Наконец Клопика обуздали, и Никита гарцевал на нем собачьим галопом вдоль скотных дворов.
Сергей Иванович надел шапочку с перьями, обсыпанные мукой перчатки, сел на козлы и крикнул сурово:
— Пускай!
Артем, державший под уздцы Лорда Байрона, отскочил в сторону, и тройка, рванувшись и стуча по доскам, вылетела из каретника, сверкая лаком и медью коляски, кидая свежими комьями с копыт пристяжных, заливаясь подобранными бубенцами, — описала по зеленому двору полукруг и стала у дома.
С крыльца спустилась Александра Леонтьевна в белом платье и, раскрывая белый зонтик, с тревогой смотрела на гарцевавшего вдалеке Никиту. Отец подсадил матушку в коляску, вскочил сам.
— Пошел!
Сергей Иванович приподнял вожжи. Караковые великолепные звери, просясь на тугих удилах, легко понесли коляску, простучали по мостику, пристяжные пошли в галоп, завились. Лорд Байрон, зная, что все это — шутки, прядал ушами. Матушка поминутно оглядывалась. Никита, пригнувшись, бросив поводья, во весь мах догонял тройку.
Он хотел лихо пролететь мимо, но Клопик рассудил, что это — лишнее, и когда поравнялся с коляской, то свернул на дорогу и пошел рысью, ровненько позади колес, в облаке пыли. Никакими силами его нельзя было ни приостановить, ни свернуть в сторону: все это он считал излишним, — ехать, так ехать по дороге, зря не задираться.
Матушка оглядывалась. Никита трясся, сжав рот, напряженно глядя между ушей лошади. От пыли тошнило, от Клопиной рыси перебултыхался живот.
— Хочешь в коляску?
Никита упрямо замотал головой. Отец, засмеявшись, сказал Сергею Ивановичу:
— Дай ходу!
Лорд Байрон наставил уши и пошел выкидывать железными ногами, пристяжные разостлались над травой, Клопик перешел в галоп, но коляска уходила, ион, рассердившись, скакал теперь что было силы — старался ужасно.
Отвратительное ощущение ровной рыси прошло, Никита сидел легко и крепко, свистел ветер в ушах, сбоку дороги ходили волнами зеленые хлеба, невидимо в солнечном свете пели простенькими голосами жаворонки… Это было почти так же хорошо, как у Фенимора Купера.

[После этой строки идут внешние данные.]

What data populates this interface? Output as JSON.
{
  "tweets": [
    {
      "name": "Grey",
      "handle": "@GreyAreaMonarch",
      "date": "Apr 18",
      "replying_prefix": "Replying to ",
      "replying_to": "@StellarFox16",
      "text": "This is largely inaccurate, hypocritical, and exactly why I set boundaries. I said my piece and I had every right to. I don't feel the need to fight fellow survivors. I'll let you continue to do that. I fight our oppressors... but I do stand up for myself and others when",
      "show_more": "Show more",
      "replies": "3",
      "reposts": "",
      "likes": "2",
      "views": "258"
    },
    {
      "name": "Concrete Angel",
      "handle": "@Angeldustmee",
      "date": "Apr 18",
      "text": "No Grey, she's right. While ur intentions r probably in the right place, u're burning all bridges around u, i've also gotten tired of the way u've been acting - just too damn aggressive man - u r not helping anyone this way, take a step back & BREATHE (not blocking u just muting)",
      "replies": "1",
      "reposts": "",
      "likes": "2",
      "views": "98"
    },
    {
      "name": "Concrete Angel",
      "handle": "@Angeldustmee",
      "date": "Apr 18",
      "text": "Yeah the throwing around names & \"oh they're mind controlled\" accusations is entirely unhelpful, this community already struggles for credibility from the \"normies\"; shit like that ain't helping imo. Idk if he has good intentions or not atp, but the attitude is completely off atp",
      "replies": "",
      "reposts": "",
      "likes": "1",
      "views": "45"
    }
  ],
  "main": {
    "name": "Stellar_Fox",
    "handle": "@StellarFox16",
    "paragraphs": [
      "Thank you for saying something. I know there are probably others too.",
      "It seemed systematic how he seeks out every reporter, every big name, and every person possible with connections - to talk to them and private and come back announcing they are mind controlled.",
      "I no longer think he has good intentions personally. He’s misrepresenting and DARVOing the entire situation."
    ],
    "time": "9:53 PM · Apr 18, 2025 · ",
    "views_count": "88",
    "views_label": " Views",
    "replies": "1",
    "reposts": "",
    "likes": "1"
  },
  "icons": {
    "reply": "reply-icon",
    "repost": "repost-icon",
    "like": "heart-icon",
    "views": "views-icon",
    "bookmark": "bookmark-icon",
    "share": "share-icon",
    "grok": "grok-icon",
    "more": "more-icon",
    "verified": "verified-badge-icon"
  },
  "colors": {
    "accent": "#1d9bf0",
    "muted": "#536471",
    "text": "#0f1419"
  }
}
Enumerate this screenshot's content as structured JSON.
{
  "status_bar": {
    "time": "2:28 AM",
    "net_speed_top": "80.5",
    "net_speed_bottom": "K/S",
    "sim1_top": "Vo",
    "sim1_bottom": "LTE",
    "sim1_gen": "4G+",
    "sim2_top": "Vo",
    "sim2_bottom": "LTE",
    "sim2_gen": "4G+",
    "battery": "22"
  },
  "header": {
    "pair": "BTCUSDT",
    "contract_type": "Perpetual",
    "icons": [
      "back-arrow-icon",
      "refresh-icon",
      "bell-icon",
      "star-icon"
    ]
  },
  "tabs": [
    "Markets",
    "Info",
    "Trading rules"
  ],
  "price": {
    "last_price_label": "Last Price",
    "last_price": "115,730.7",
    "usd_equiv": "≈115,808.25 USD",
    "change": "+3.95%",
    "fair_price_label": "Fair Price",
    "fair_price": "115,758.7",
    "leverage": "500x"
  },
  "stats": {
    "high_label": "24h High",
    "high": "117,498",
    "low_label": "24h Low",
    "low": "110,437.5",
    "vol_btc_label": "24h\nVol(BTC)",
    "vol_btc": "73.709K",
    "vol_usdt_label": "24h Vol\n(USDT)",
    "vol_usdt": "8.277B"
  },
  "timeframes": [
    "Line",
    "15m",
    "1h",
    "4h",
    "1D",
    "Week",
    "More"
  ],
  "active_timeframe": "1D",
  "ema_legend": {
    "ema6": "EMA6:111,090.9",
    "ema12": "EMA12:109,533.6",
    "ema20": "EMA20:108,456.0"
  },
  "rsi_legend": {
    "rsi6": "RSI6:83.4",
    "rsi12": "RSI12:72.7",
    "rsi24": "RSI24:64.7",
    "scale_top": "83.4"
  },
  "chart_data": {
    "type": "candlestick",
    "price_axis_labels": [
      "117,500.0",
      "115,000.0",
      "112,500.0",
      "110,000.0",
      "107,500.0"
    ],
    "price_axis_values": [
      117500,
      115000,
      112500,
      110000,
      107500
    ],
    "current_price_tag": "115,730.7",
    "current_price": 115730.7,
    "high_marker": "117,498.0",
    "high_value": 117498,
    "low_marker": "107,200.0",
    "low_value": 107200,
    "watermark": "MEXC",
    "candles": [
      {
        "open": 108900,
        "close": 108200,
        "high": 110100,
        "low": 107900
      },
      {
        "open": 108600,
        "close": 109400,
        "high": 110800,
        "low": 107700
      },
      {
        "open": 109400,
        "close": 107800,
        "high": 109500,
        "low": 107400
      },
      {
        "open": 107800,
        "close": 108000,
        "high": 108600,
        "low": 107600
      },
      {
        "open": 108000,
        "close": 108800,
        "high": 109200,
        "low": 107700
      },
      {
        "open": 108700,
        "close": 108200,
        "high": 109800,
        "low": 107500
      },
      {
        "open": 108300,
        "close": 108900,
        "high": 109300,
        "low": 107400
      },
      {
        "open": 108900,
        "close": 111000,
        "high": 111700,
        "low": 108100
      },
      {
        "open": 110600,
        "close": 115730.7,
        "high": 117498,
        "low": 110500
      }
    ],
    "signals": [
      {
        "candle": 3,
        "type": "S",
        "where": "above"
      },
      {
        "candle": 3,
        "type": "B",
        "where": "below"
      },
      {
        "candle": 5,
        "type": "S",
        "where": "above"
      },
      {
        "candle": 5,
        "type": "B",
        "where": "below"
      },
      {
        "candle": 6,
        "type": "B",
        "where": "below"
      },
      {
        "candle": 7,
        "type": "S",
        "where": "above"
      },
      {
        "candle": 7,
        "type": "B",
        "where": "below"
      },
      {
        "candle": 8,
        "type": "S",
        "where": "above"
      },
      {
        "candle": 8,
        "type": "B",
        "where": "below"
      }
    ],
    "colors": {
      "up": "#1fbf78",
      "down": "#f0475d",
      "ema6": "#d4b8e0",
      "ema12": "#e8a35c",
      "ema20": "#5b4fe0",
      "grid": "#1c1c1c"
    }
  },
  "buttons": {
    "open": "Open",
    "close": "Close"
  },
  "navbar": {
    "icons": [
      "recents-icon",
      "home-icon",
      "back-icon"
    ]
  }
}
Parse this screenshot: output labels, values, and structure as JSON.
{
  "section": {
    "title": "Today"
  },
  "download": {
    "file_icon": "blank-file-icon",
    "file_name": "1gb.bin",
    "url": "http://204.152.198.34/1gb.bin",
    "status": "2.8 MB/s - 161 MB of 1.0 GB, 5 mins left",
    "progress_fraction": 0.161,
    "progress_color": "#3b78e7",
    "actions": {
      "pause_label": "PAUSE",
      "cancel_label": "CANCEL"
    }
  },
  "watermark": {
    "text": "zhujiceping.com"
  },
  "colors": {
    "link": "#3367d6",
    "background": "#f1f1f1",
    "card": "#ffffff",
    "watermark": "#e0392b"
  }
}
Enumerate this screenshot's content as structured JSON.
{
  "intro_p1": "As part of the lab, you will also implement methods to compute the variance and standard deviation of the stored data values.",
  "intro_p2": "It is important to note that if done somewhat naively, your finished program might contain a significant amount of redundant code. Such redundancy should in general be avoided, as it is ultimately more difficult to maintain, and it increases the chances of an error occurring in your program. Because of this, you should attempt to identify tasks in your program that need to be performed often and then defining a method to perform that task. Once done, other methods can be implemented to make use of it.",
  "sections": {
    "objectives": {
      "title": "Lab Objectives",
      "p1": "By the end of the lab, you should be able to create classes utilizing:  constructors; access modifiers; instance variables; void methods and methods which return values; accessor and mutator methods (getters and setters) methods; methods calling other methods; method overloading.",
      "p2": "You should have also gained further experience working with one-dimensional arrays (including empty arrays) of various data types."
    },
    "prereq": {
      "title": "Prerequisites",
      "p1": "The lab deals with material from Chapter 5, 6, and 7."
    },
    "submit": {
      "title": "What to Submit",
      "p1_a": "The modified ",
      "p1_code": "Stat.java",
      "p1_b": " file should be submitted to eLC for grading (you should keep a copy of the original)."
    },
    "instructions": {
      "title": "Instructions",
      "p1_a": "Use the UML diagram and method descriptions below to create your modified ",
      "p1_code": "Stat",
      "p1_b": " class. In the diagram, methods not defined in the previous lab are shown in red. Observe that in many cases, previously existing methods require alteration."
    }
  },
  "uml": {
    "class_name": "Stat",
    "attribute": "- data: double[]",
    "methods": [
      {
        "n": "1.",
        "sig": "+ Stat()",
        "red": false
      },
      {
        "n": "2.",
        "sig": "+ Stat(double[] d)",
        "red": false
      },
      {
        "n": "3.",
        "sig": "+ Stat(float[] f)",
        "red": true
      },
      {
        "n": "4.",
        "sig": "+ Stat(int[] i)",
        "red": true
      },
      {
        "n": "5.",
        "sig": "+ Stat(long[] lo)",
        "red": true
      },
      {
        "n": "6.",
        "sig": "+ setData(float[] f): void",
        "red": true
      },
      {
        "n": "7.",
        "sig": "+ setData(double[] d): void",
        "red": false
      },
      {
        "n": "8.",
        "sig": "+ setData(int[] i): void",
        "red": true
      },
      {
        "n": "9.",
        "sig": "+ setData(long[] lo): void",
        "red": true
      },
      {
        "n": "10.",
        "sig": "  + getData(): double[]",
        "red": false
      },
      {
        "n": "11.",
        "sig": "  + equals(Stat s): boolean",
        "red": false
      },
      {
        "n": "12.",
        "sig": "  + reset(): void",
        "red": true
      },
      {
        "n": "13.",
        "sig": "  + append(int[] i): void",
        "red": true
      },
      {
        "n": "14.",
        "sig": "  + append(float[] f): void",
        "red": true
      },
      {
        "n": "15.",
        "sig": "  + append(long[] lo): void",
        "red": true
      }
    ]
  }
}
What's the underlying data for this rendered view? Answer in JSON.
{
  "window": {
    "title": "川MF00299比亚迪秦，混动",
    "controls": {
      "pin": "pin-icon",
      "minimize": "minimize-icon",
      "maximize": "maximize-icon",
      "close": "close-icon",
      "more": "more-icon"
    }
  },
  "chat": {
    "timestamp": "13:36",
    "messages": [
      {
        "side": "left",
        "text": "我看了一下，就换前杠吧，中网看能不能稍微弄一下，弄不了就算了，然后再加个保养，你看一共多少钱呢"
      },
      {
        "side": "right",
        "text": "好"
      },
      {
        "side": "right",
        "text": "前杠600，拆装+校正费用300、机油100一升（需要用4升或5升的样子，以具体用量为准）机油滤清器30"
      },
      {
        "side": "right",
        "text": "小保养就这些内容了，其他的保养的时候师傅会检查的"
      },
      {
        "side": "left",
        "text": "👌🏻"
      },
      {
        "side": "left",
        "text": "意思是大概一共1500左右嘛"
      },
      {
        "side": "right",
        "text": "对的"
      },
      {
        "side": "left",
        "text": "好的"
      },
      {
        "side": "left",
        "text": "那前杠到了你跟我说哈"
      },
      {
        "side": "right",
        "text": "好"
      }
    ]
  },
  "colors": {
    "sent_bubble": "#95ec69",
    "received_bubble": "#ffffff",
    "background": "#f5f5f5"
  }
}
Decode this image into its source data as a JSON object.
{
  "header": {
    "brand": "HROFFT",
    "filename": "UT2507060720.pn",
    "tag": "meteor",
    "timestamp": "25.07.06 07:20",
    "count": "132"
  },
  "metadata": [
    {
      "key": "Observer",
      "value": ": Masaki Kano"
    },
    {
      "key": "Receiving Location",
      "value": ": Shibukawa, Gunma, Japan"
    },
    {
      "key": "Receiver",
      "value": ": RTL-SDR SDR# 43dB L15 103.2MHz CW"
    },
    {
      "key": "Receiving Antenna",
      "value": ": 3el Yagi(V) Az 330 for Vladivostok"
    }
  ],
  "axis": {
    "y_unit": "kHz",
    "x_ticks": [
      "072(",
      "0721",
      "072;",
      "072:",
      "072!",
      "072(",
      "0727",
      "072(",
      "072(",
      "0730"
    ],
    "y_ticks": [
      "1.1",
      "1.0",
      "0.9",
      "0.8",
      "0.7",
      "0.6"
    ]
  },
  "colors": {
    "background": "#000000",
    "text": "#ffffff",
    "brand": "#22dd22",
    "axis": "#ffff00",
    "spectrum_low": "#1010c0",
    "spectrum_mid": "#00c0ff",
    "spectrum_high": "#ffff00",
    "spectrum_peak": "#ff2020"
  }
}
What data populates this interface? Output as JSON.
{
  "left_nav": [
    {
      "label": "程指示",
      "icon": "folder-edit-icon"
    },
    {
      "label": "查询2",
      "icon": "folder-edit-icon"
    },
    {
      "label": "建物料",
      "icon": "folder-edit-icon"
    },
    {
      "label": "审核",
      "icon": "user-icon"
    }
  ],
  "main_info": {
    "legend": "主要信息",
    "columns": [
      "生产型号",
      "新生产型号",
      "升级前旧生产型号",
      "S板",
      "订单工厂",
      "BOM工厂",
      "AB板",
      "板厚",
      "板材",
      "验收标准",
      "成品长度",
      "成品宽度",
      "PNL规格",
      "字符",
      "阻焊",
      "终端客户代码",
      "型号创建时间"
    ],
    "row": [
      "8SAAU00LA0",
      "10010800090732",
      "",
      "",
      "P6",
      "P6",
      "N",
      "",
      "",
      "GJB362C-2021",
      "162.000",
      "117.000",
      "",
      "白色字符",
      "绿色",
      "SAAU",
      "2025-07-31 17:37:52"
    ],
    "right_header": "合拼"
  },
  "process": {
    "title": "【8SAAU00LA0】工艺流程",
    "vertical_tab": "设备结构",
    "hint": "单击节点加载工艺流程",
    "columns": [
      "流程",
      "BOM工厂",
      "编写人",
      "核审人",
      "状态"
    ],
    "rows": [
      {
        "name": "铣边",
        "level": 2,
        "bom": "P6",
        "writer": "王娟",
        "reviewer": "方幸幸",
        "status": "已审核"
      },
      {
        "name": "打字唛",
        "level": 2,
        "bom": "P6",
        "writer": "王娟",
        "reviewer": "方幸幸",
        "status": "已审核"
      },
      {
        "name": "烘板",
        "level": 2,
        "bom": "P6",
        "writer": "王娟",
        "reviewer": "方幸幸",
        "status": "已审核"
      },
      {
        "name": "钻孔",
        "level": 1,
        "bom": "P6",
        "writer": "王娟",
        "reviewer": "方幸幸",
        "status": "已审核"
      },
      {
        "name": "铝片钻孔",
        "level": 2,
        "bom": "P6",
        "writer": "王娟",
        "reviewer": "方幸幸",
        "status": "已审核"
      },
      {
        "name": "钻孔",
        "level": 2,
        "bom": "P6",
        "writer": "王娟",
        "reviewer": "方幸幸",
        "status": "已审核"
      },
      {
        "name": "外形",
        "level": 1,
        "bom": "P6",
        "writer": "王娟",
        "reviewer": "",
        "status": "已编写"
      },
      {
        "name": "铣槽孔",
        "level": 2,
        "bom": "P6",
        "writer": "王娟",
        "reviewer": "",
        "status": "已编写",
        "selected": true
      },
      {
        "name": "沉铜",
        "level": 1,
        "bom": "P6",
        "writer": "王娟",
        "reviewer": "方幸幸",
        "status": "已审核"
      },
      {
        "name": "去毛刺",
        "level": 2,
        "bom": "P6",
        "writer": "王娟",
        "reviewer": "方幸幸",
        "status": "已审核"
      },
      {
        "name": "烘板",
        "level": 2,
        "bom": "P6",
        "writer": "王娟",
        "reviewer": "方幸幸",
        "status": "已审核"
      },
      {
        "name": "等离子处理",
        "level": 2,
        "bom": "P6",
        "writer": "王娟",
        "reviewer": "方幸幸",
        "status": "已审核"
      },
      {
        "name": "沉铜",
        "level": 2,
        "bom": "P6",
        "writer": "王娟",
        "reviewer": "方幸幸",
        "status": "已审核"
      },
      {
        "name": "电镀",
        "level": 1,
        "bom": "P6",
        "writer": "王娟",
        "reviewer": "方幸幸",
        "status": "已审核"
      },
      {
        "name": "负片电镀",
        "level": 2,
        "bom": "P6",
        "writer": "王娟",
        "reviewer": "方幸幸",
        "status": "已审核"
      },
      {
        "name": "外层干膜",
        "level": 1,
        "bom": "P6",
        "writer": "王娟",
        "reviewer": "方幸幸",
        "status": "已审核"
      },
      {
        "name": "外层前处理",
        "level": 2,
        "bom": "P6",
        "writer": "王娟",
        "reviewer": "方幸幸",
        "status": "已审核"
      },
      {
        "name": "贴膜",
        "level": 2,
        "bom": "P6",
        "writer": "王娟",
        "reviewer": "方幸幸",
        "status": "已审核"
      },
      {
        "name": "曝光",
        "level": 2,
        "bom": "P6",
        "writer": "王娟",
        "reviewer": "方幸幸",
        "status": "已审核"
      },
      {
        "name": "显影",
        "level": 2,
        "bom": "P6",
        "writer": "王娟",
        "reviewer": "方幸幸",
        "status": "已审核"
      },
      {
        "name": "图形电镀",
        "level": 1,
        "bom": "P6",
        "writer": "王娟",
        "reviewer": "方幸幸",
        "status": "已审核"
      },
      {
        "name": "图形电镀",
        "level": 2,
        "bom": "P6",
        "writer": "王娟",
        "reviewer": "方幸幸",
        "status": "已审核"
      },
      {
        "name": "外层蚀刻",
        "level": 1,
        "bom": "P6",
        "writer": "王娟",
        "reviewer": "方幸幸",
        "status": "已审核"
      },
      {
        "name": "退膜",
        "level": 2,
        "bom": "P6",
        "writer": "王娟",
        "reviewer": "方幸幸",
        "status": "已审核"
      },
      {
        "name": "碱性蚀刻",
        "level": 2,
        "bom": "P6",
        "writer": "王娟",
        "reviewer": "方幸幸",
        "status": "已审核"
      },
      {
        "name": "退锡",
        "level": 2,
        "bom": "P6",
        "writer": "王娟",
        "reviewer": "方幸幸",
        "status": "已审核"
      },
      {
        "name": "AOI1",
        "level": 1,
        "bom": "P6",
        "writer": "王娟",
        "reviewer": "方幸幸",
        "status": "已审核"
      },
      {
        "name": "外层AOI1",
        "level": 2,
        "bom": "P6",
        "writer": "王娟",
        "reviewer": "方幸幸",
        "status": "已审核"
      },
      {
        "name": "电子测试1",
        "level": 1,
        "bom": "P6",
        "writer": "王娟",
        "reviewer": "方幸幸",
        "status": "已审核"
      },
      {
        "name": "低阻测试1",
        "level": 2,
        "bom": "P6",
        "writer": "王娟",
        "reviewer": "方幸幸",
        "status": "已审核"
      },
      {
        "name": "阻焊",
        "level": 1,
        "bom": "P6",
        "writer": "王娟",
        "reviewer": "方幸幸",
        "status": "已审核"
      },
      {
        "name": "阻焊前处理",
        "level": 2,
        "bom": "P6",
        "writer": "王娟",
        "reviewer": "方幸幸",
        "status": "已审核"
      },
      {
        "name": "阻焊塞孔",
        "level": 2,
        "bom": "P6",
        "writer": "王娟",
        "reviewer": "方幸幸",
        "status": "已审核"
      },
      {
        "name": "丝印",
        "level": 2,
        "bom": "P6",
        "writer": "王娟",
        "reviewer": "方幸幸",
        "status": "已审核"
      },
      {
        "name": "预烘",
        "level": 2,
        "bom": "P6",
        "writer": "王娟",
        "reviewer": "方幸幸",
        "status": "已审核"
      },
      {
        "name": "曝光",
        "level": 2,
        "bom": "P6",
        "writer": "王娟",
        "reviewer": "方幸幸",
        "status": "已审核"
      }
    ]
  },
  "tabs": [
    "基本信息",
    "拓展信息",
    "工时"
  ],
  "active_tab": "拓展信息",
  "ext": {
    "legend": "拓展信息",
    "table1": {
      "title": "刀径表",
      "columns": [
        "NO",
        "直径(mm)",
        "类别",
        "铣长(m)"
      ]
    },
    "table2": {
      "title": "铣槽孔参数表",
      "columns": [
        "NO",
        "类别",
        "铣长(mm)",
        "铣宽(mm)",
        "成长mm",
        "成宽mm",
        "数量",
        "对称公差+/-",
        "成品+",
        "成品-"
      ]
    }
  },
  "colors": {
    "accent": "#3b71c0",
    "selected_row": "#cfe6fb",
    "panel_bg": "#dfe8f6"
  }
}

Коляска пошла шагом. Никита догнал ее и, отпыхиваясь, радостно глядел на отца.
— Хорошо, Никита?
— Чудесно… Клопик — удивительная лошадь…
Рано поутру Василий Никитьевич, Аркадий Иванович и Никита шли гуськом по тропинке, в сизой от росы траве, на пруд — купаться.
Утренний дымок еще стоял в густых чащах сада. На поляне, над медовыми желтыми метелками, над белыми кашками, толклись легкими листиками бабочки, летела озабоченная пчела. В чаще сада ворковал дикий голубь, — закрыв глаза, надув грудку, печально, сладко ворковал о том, что точно так же все это будет всегда, и пройдет, и снова будет.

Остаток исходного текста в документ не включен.